Friday 23 September 2011

Fresh Meat

Hollyoaks, Skins, Misfits, The Inbetweeners*. Channel 4 loves a bit of the old young guys having fun shit, it’s probably the only thing they’re really appreciated for that doesn’t feature horribly disfigured human beings. So why stop with these programmes when they can make more? If they don’t, BBC Three will have a go and no one wants that to happen.

The Inbetweeners will likely be confined to cinemas for its remaining lifetime, and the next series of Misfits will likely be shit after the departure of Robert “the only good thing about Misfits” Sheehan, so Channel 4 need a new “young hip person” kind of show, because we’re never going to survive on Hollyoaks and fucking Skins are we? So what have Channel 4 given us? Fresh Meat, a new comedy about university students.

Hmm, a comedy about university students? That’s new. Well you’re wrong. BBC Three had their own university sitcom a while back called Off The Hook, which was exactly that, if “off the hook” meant fucking awful. In a blog way back last summer I called it the worst thing I’ve ever seen, and it probably still is. Hopefully the writers of Fresh Meat (Peep Show’s Jesse Armstrong and Sam Bain) watched this crock of shit and made a meticulous list of notes of how not to write a university based sitcom.

Having watched the first episode of Fresh Meat, they probably didn’t. While avoiding Off The Hook is not only understandable but advised, Fresh Meat suffers from many of the same problems.

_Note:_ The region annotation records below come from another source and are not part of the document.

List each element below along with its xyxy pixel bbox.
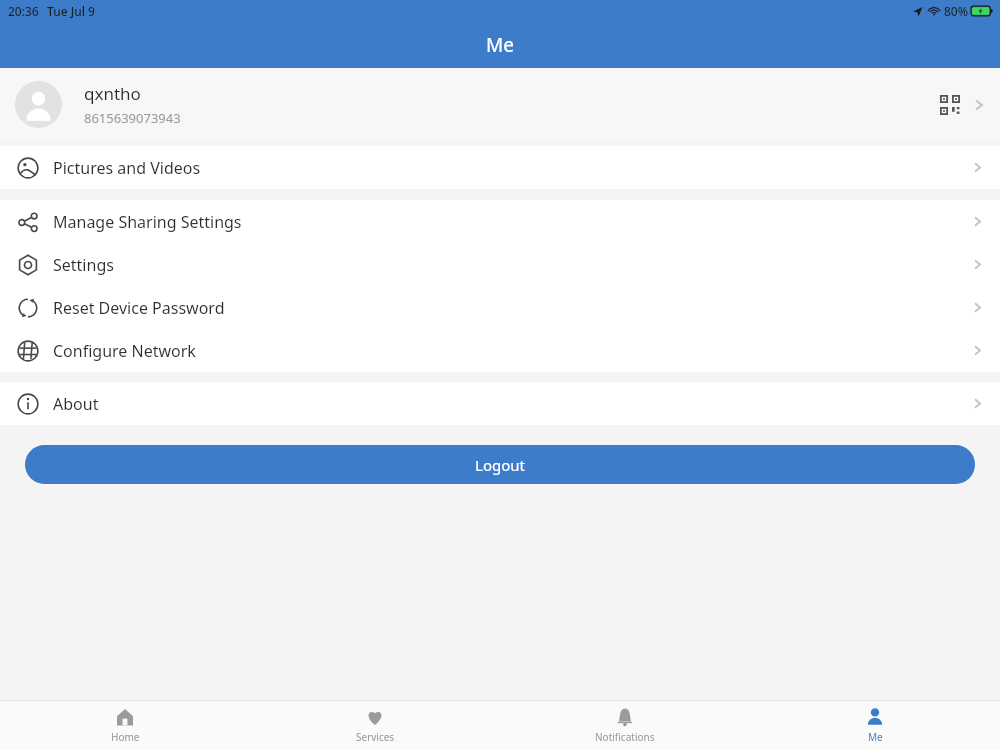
staticText: About [53, 393, 973, 415]
button[interactable]: Notifications [500, 701, 750, 750]
button[interactable]: Pictures and Videos [0, 146, 1000, 189]
staticText: Notifications [595, 730, 655, 744]
staticText: Me [868, 730, 883, 744]
button[interactable]: About [0, 382, 1000, 425]
button[interactable]: Settings [0, 243, 1000, 286]
button[interactable]: qxntho [0, 68, 1000, 141]
staticText: Tue Jul 9 [47, 3, 95, 19]
button[interactable]: Home [0, 701, 250, 750]
staticText: Me [486, 32, 514, 58]
staticText: Reset Device Password [53, 297, 973, 319]
button[interactable]: Me [750, 701, 1000, 750]
staticText: Pictures and Videos [53, 157, 973, 179]
staticText: Services [356, 730, 395, 744]
staticText: Settings [53, 254, 973, 276]
staticText: Logout [475, 455, 525, 475]
button[interactable]: Configure Network [0, 329, 1000, 372]
staticText: Home [111, 730, 140, 744]
button[interactable]: Reset Device Password [0, 286, 1000, 329]
button[interactable]: Logout [25, 445, 975, 484]
staticText: Manage Sharing Settings [53, 211, 973, 233]
button[interactable]: Show QR code [932, 87, 968, 123]
staticText: 20:36 [8, 3, 39, 19]
staticText: 80% [944, 3, 968, 19]
staticText: qxntho [84, 82, 141, 105]
button[interactable]: Manage Sharing Settings [0, 200, 1000, 243]
button[interactable]: Services [250, 701, 500, 750]
staticText: 8615639073943 [84, 109, 181, 127]
staticText: Configure Network [53, 340, 973, 362]
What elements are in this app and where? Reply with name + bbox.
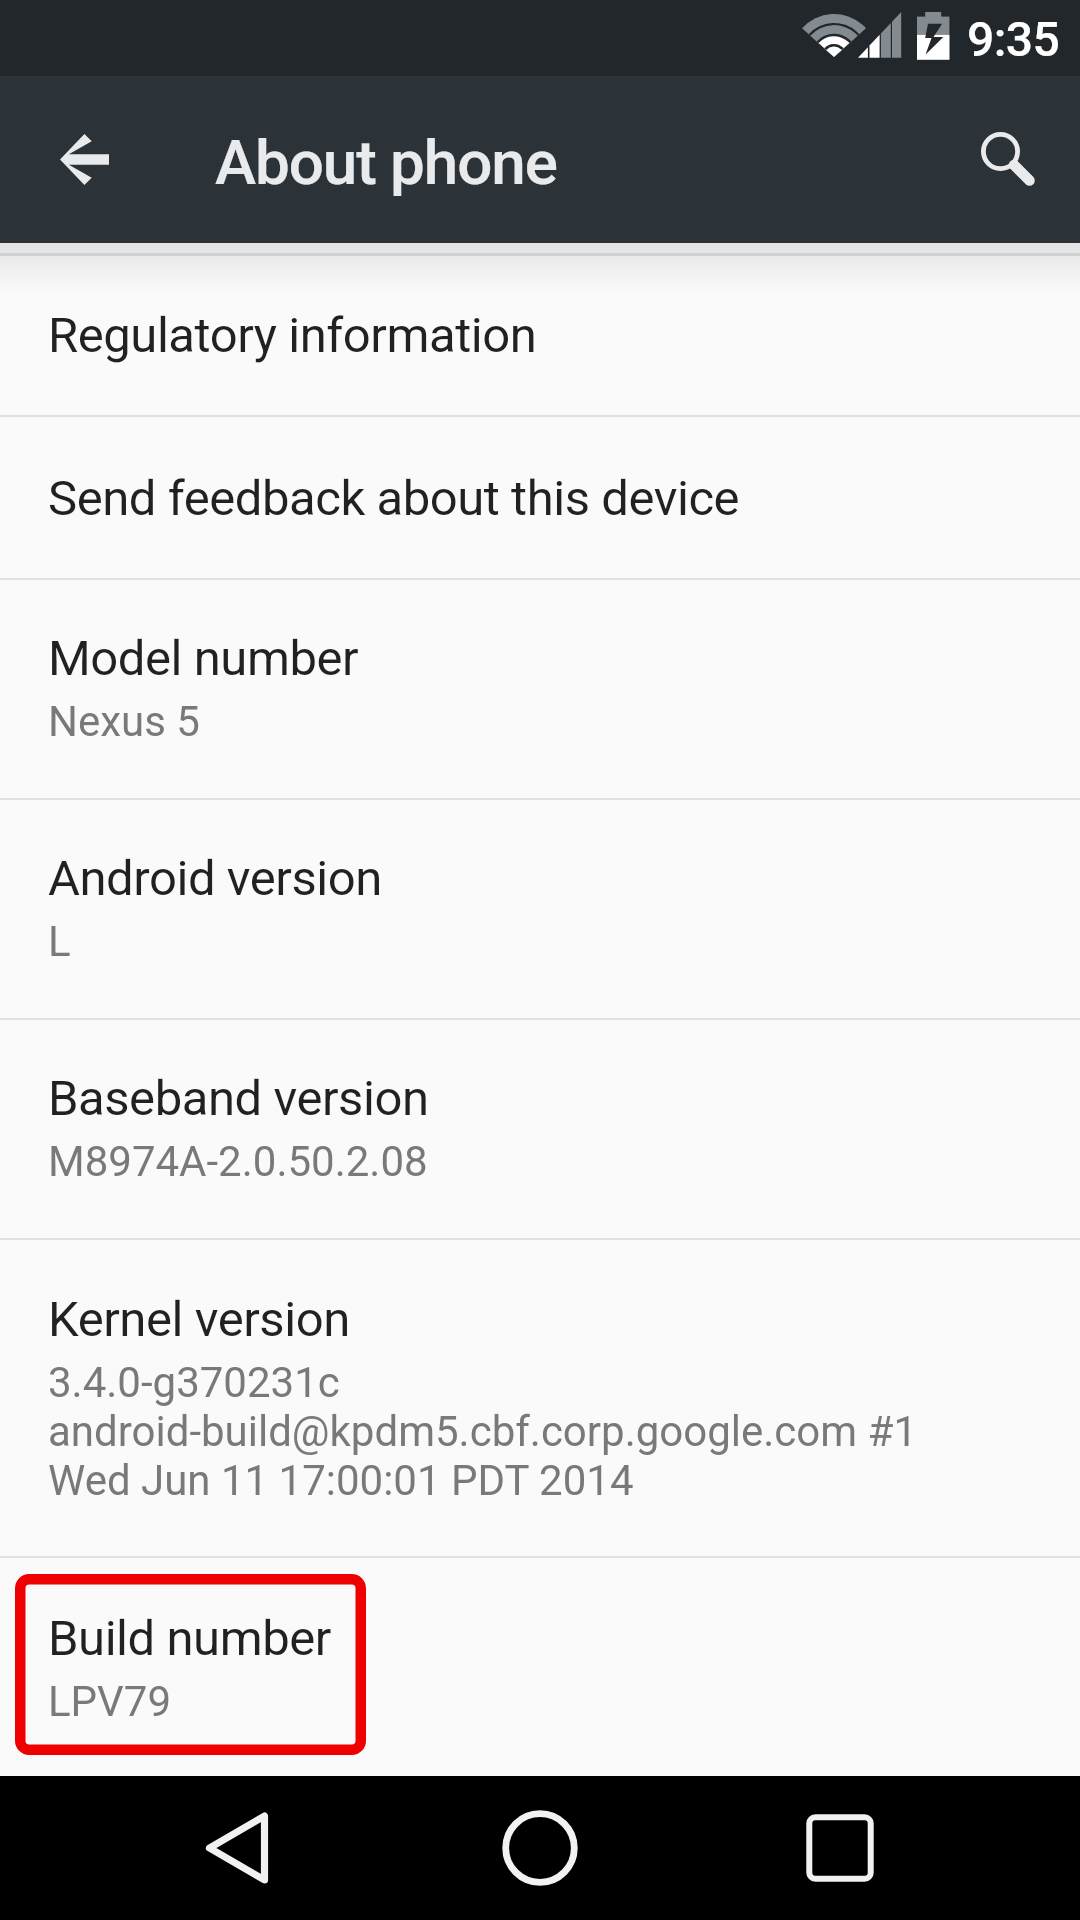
button[interactable]: Home xyxy=(468,1776,612,1920)
button[interactable]: Recent apps xyxy=(768,1776,912,1920)
staticText: About phone xyxy=(215,126,557,199)
button[interactable]: Android version xyxy=(0,800,1080,1018)
staticText: 9:35 xyxy=(967,11,1060,67)
staticText: Kernel version xyxy=(48,1291,350,1348)
button[interactable]: Send feedback about this device xyxy=(0,417,1080,578)
staticText: Build number xyxy=(48,1610,331,1667)
button[interactable]: Build number xyxy=(0,1558,1080,1776)
staticText: 3.4.0-g370231c android-build@kpdm5.cbf.c… xyxy=(48,1358,917,1505)
staticText: L xyxy=(48,917,71,966)
staticText: M8974A-2.0.50.2.08 xyxy=(48,1137,428,1186)
button[interactable]: Search xyxy=(948,94,1080,226)
button[interactable]: Back xyxy=(175,1776,319,1920)
staticText: Baseband version xyxy=(48,1070,429,1127)
staticText: Nexus 5 xyxy=(48,697,200,746)
button[interactable]: Baseband version xyxy=(0,1020,1080,1238)
staticText: Model number xyxy=(48,630,359,687)
button[interactable]: Model number xyxy=(0,580,1080,798)
button[interactable]: Kernel version xyxy=(0,1240,1080,1556)
button[interactable]: Regulatory information xyxy=(0,243,1080,415)
button[interactable]: Navigate up xyxy=(0,94,132,226)
staticText: LPV79 xyxy=(48,1677,172,1726)
staticText: Regulatory information xyxy=(48,307,537,364)
staticText: Send feedback about this device xyxy=(48,470,740,527)
staticText: Android version xyxy=(48,850,382,907)
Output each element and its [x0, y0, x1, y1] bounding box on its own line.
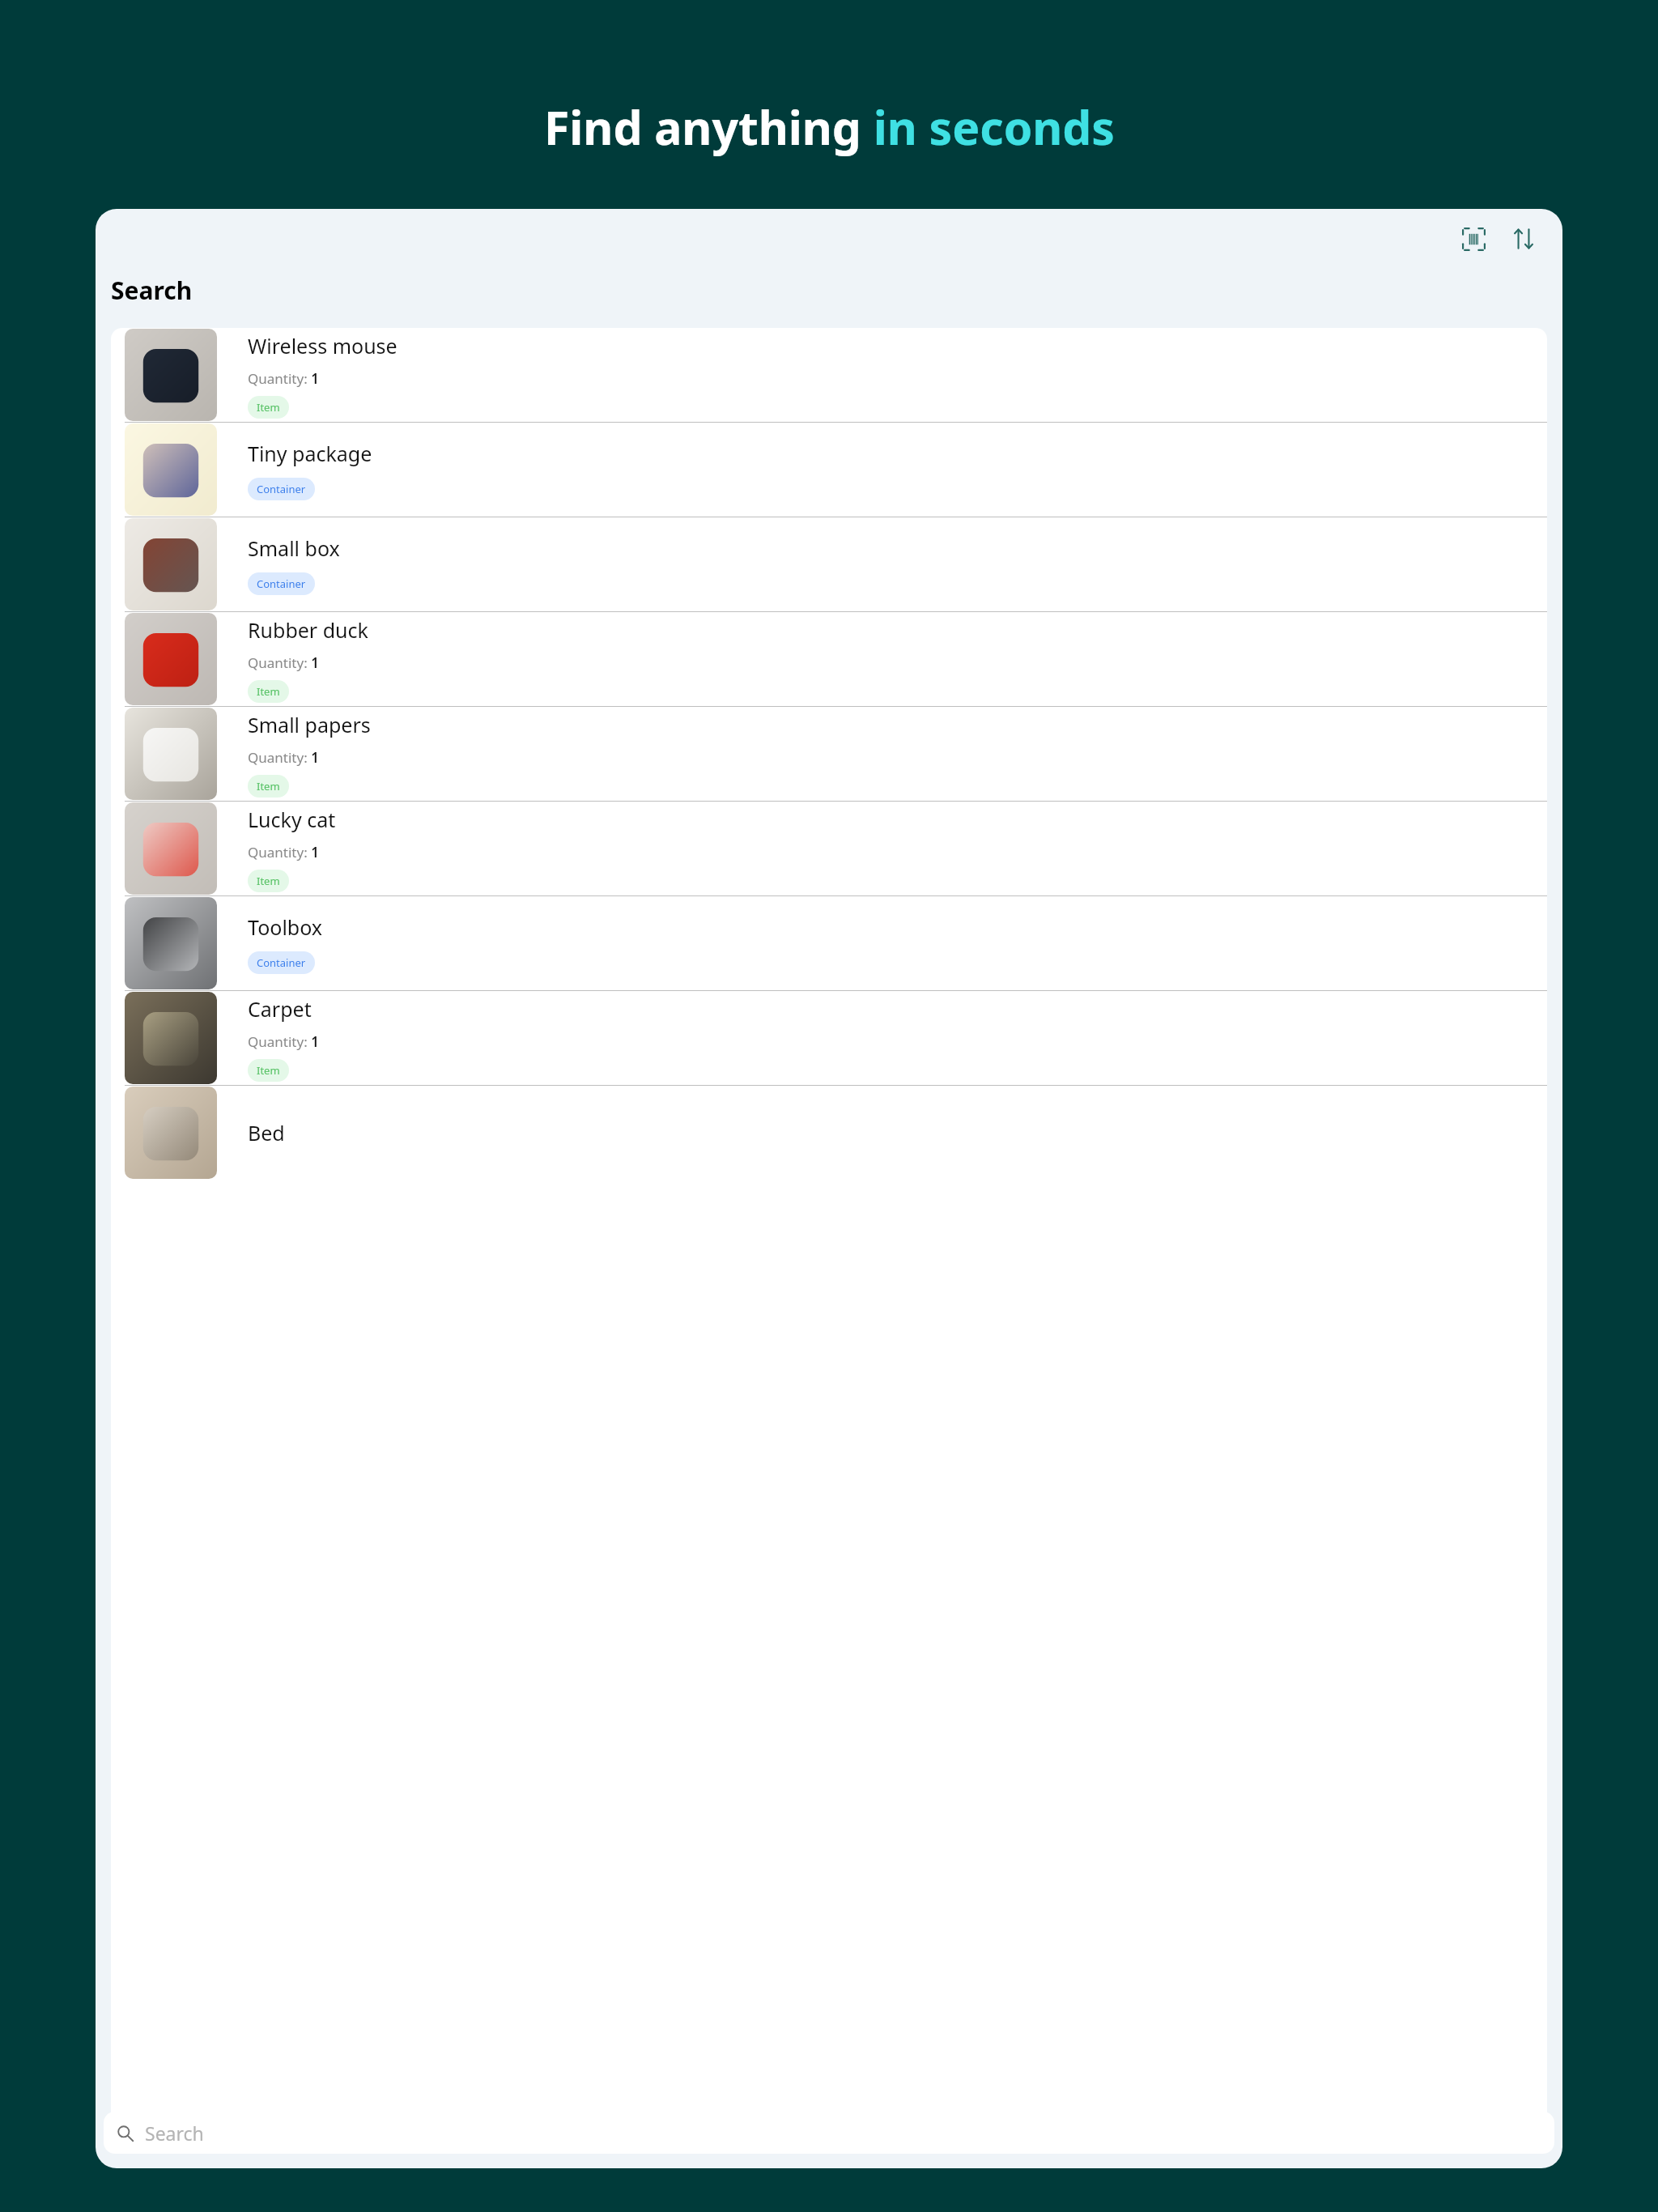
staticText: Carpet: [248, 995, 312, 1023]
button[interactable]: Container: [248, 951, 315, 974]
staticText: Small box: [248, 534, 340, 562]
button[interactable]: Carpet: [111, 991, 1547, 1085]
staticText: Quantity: 1: [248, 653, 319, 672]
staticText: Rubber duck: [248, 616, 368, 644]
button[interactable]: Bed: [111, 1086, 1547, 1180]
staticText: Item: [257, 1063, 280, 1078]
button[interactable]: Item: [248, 1059, 289, 1082]
staticText: Small papers: [248, 711, 371, 738]
staticText: Quantity: 1: [248, 748, 319, 767]
button[interactable]: Rubber duck: [111, 612, 1547, 706]
staticText: Item: [257, 684, 280, 699]
staticText: Search: [145, 2121, 204, 2146]
staticText: Item: [257, 400, 280, 415]
button[interactable]: Item: [248, 775, 289, 798]
staticText: Container: [257, 576, 306, 591]
button[interactable]: Tiny package: [111, 423, 1547, 517]
staticText: Find anything in seconds: [544, 96, 1115, 159]
staticText: Wireless mouse: [248, 332, 397, 359]
staticText: Bed: [248, 1119, 285, 1146]
staticText: Item: [257, 779, 280, 793]
button[interactable]: Wireless mouse: [111, 328, 1547, 422]
staticText: Quantity: 1: [248, 369, 319, 388]
staticText: Search: [111, 274, 193, 307]
button[interactable]: Container: [248, 478, 315, 500]
staticText: Quantity: 1: [248, 843, 319, 861]
staticText: Lucky cat: [248, 806, 336, 833]
staticText: Container: [257, 955, 306, 970]
staticText: Quantity: 1: [248, 1032, 319, 1051]
button[interactable]: Item: [248, 680, 289, 703]
button[interactable]: Small box: [111, 517, 1547, 611]
staticText: Container: [257, 482, 306, 496]
button[interactable]: Lucky cat: [111, 802, 1547, 895]
button[interactable]: Toolbox: [111, 896, 1547, 990]
staticText: Item: [257, 874, 280, 888]
button[interactable]: Item: [248, 870, 289, 892]
button[interactable]: Item: [248, 396, 289, 419]
button[interactable]: Sort: [1503, 218, 1545, 260]
button[interactable]: Small papers: [111, 707, 1547, 801]
button[interactable]: Container: [248, 572, 315, 595]
button[interactable]: Scan barcode: [1452, 218, 1494, 260]
staticText: Tiny package: [248, 440, 372, 467]
staticText: Toolbox: [248, 913, 323, 941]
button[interactable]: Search: [104, 2112, 1554, 2154]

The biggest being that it doesn’t feel like an actual university experience. Both shows depict a small group of “losers” living in a horrid squat far away from a campus and any other students. Are we supposed to believe that a university only has five or six students? Where are the all other dickheads? Where is the university? How did these esoteric creatures get an offer in the first place?

The answer to all these questions might be “we didn’t have the budget”, but if you don’t have the budget, don’t bother, make it something else, make it a comedy about some young twenty something flatmates, it’s not vital that they’re students unless the comedy is going to derive from that fact. When you’re at university you’re always surrounded by hundreds of people, not four. When you go out, you don’t go to a quiet pub populated by old people and Jack Whitehall. It’s about university students, but without seeing a university, how are we supposed believe this? Oh they have to write a personal statement, they’ve only just moved in (without any bags), they haven’t even started yet, but they have an assignment to complete. That’s baloney! (I’m trying it out).

The validity of the setting shouldn’t be such a concern but when the show is primarily about university students there should be at least some sense that they are students and that a university actually exists. The comedy should be about the troubles of being a student, and it’s hard to do this with only four or five characters living under one roof. Drying poultry with a hairdryer might be fine in The Mighty Boosh, but not in this. Fresh Meat seems like it’s accidentally surreal; Do girls sleep with someone they don’t really like on their first night because they just want sex? Why are they drinking a bottle of vodka in a pub toilet? It’s the little things that an OCD freak like me obsesses over. I’ve written three fucking paragraphs about it.

With the realism aside, it’s not actually terrible, but it’s not something that you should watch. The Inbetweeners’ Joe Thomas makes up part of the ensemble, playing another awkward teen as if he’s becoming Britain’s answer to Michael Cera, yet apart from being slightly awkward and slightly perverted, there’s not really much else to his character. This is the same for most of the characters, they’re all slightly something, slightly uptight or slightly hipster, but there’s nothing substantial to any character.

And yes, I mentioned Jack Whitehall earlier. That comedian who isn’t funny, acting? If he’s a bad comedian he must be a terrible actor. Which is why he’s playing himself, a posh coke head. Whitehall already has a posh accent yet exaggerates it so much it sounds hideously fake. It makes you wonder how he’s become so successful despite having so little talent. The only actual comedy comes from Greg McHugh (from Gary: Tank Commander) but there’s a sense that he’d be funny in anything and perhaps Armstrong and Bain (or Bain and Armstrong?) would have been better suited to writing a sitcom specifically for McHugh.

It’s slightly disappointing that the writers of Peep Show and Four Lions have given us Fresh Meat, they may be talented writers but this isn’t their magnum opus. I’d like to think that they weren’t involved in every aspect of the programme, that the producers specifically wanted this, and requested Jack Whitehall to be in it. Perhaps it’ll get better, but I don’t really want to find out. The fresh meat is already rotting.

*I forgot about Beaver Falls, but perhaps for a good reason.